Another way to enhance the generalization capability of ML models is to employ interpretable ML models. In Liu and Sun’s work, the Explainable Boosting Machine (EBM) was utilized to forecast the compressive strength of concrete materials and to elucidate the contribution of mix ratio factors for the compressive strength^[83], where 1030 compressive strength values were used to construct the model. The Bayesian optimization algorithm was applied to iteratively construct the hyperparametric model and identify the optimal point in the space, which significantly reduced the time consumption in building the ML model.

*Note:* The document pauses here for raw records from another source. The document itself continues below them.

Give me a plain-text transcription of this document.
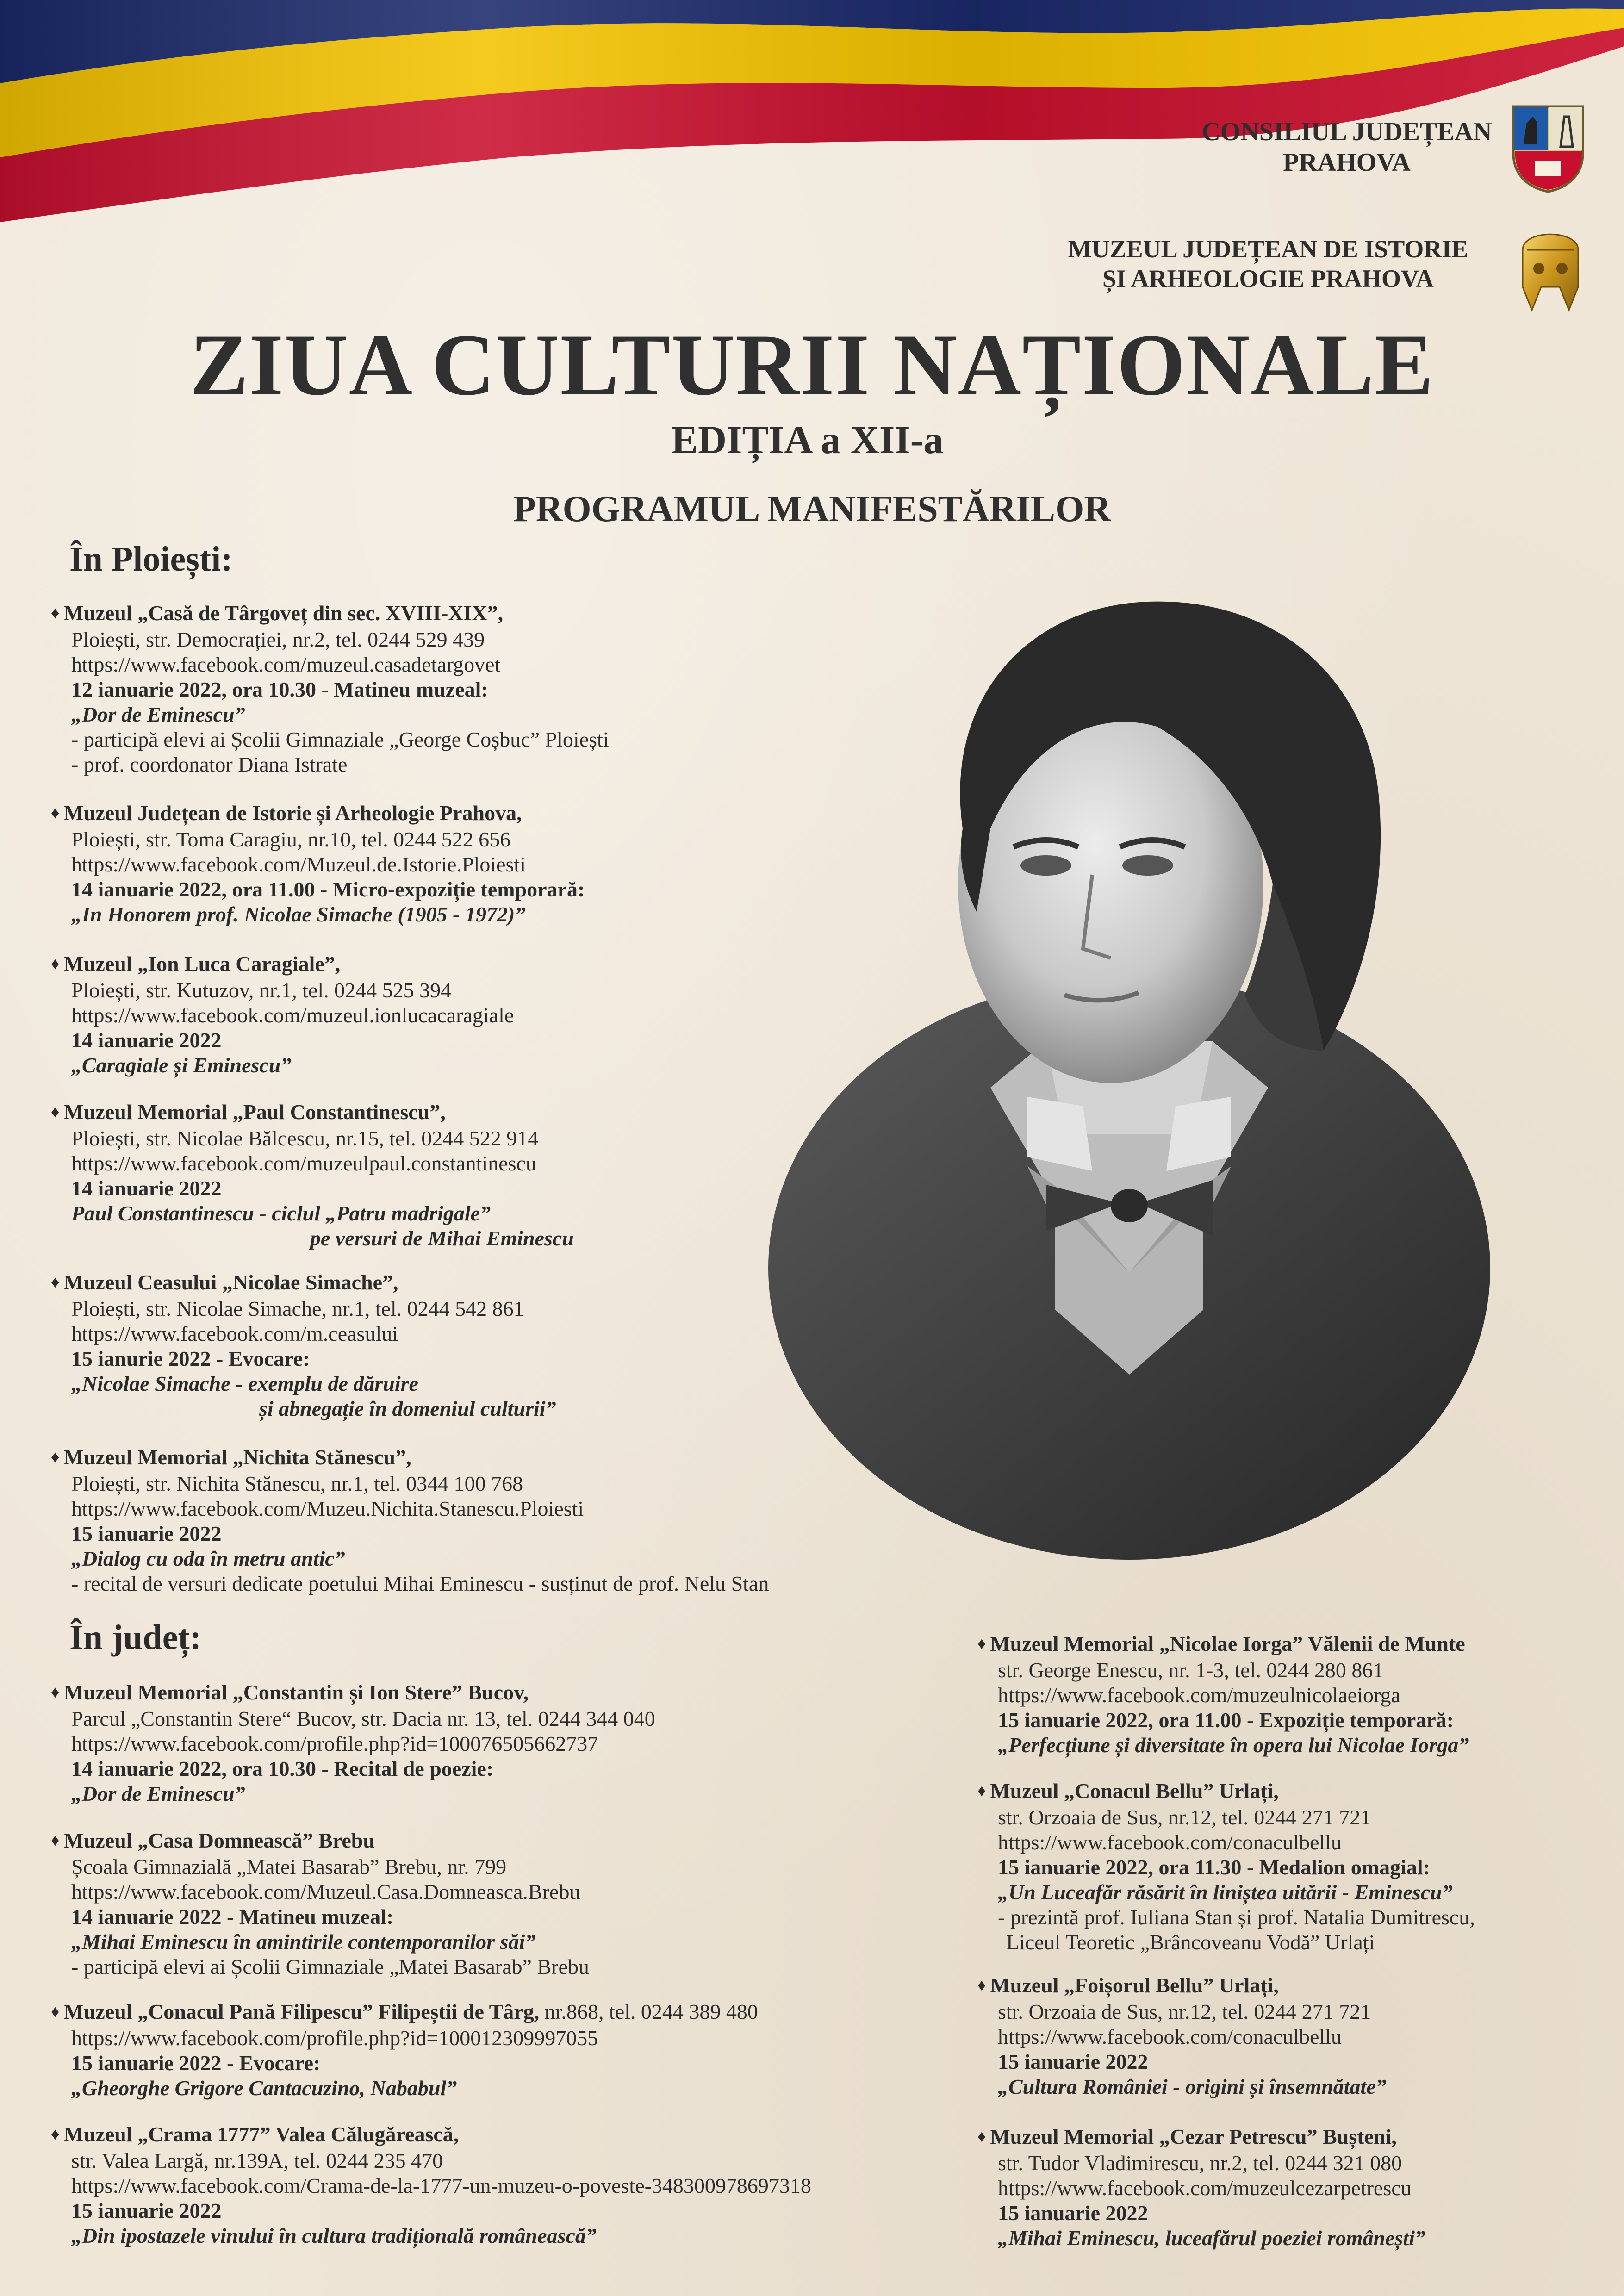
CONSILIUL JUDEȚEAN
PRAHOVA
MUZEUL JUDEȚEAN DE ISTORIE
ȘI ARHEOLOGIE PRAHOVA
ZIUA CULTURII NAȚIONALE
EDIȚIA a XII-a
PROGRAMUL MANIFESTĂRILOR
În Ploiești:
♦ Muzeul „Casă de Târgoveț din sec. XVIII-XIX”,
Ploiești, str. Democrației, nr.2, tel. 0244 529 439
https://www.facebook.com/muzeul.casadetargovet
12 ianuarie 2022, ora 10.30 - Matineu muzeal:
„Dor de Eminescu”
- participă elevi ai Școlii Gimnaziale „George Coșbuc” Ploiești
- prof. coordonator Diana Istrate
♦ Muzeul Județean de Istorie și Arheologie Prahova,
Ploiești, str. Toma Caragiu, nr.10, tel. 0244 522 656
https://www.facebook.com/Muzeul.de.Istorie.Ploiesti
14 ianuarie 2022, ora 11.00 - Micro-expoziție temporară:
„In Honorem prof. Nicolae Simache (1905 - 1972)”
♦ Muzeul „Ion Luca Caragiale”,
Ploiești, str. Kutuzov, nr.1, tel. 0244 525 394
https://www.facebook.com/muzeul.ionlucacaragiale
14 ianuarie 2022
„Caragiale și Eminescu”
♦ Muzeul Memorial „Paul Constantinescu”,
Ploiești, str. Nicolae Bălcescu, nr.15, tel. 0244 522 914
https://www.facebook.com/muzeulpaul.constantinescu
14 ianuarie 2022
Paul Constantinescu - ciclul „Patru madrigale”
pe versuri de Mihai Eminescu
♦ Muzeul Ceasului „Nicolae Simache”,
Ploiești, str. Nicolae Simache, nr.1, tel. 0244 542 861
https://www.facebook.com/m.ceasului
15 ianurie 2022 - Evocare:
„Nicolae Simache - exemplu de dăruire
și abnegație în domeniul culturii”
♦ Muzeul Memorial „Nichita Stănescu”,
Ploiești, str. Nichita Stănescu, nr.1, tel. 0344 100 768
https://www.facebook.com/Muzeu.Nichita.Stanescu.Ploiesti
15 ianuarie 2022
„Dialog cu oda în metru antic”
- recital de versuri dedicate poetului Mihai Eminescu - susținut de prof. Nelu Stan
În județ:
♦ Muzeul Memorial „Constantin și Ion Stere” Bucov,
Parcul „Constantin Stere“ Bucov, str. Dacia nr. 13, tel. 0244 344 040
https://www.facebook.com/profile.php?id=100076505662737
14 ianuarie 2022, ora 10.30 - Recital de poezie:
„Dor de Eminescu”
♦ Muzeul „Casa Domnească” Brebu
Școala Gimnazială „Matei Basarab” Brebu, nr. 799
https://www.facebook.com/Muzeul.Casa.Domneasca.Brebu
14 ianuarie 2022 - Matineu muzeal:
„Mihai Eminescu în amintirile contemporanilor săi”
- participă elevi ai Școlii Gimnaziale „Matei Basarab” Brebu
♦ Muzeul „Conacul Pană Filipescu” Filipeștii de Târg, nr.868, tel. 0244 389 480
https://www.facebook.com/profile.php?id=100012309997055
15 ianuarie 2022 - Evocare:
„Gheorghe Grigore Cantacuzino, Nababul”
♦ Muzeul „Crama 1777” Valea Călugărească,
str. Valea Largă, nr.139A, tel. 0244 235 470
https://www.facebook.com/Crama-de-la-1777-un-muzeu-o-poveste-348300978697318
15 ianuarie 2022
„Din ipostazele vinului în cultura tradițională românească”
♦ Muzeul Memorial „Nicolae Iorga” Vălenii de Munte
str. George Enescu, nr. 1-3, tel. 0244 280 861
https://www.facebook.com/muzeulnicolaeiorga
15 ianuarie 2022, ora 11.00 - Expoziție temporară:
„Perfecțiune și diversitate în opera lui Nicolae Iorga”
♦ Muzeul „Conacul Bellu” Urlați,
str. Orzoaia de Sus, nr.12, tel. 0244 271 721
https://www.facebook.com/conaculbellu
15 ianuarie 2022, ora 11.30 - Medalion omagial:
„Un Luceafăr răsărit în liniștea uitării - Eminescu”
- prezintă prof. Iuliana Stan și prof. Natalia Dumitrescu,
Liceul Teoretic „Brâncoveanu Vodă” Urlați
♦ Muzeul „Foișorul Bellu” Urlați,
str. Orzoaia de Sus, nr.12, tel. 0244 271 721
https://www.facebook.com/conaculbellu
15 ianuarie 2022
„Cultura României - origini și însemnătate”
♦ Muzeul Memorial „Cezar Petrescu” Bușteni,
str. Tudor Vladimirescu, nr.2, tel. 0244 321 080
https://www.facebook.com/muzeulcezarpetrescu
15 ianuarie 2022
„Mihai Eminescu, luceafărul poeziei românești”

In terms of model prediction performance, the EBM algorithm exhibited excellent performance with the coefficient of determination (R²) being 0.93, the RMSE being 4.33, and the mean absolute error (MAE) being 3.10, respectively. It allows a comprehensive interpretation of the contribution of individual features to the predicted results from both global and local perspectives, thereby further determining the influence of each mixing ratio on the compressive strength of the concrete. It should be noted that the interpretable model itself does not involve the application of domain knowledge. However, the various parameters provided by interpretable models will ultimately affect the performance and serve as an important reference for materials design, from which the intrinsic mechanisms in materials can be gleaned as new domain knowledge.

CONCLUSIONS AND PROSPECTS

ML methods have provided new approaches for materials researchers to resolve present challenges. In practical applications, these methods can be used to construct mapping correlations, whether to formulate physical equations or directly to predict materials properties for any given compositions or processes. For materials design, the ML methods can identify the key parameters that determine performance and achieve design goals. In computational materials science, the ML methods can accelerate the construction of important calculation foundations, such as potential functions, thereby improving the speed of AIMD methods by one or two orders of magnitude. When describing a specific phenomenon, the ML can construct accurate and precise mathematical formulas. Moreover, deep learning methods can also be utilized to recognize the image information for accelerating the analysis processes. In situations where the data are scarce but valuable, the introduction of reliable domain knowledge into the ML can allow for a certain degree of independence from relying solely on big data. This approach will allow the materials design to be guided only by a few key parameters, thereby enabling a greater focus on improving precision and efficiency rather than relying on a large amount of data.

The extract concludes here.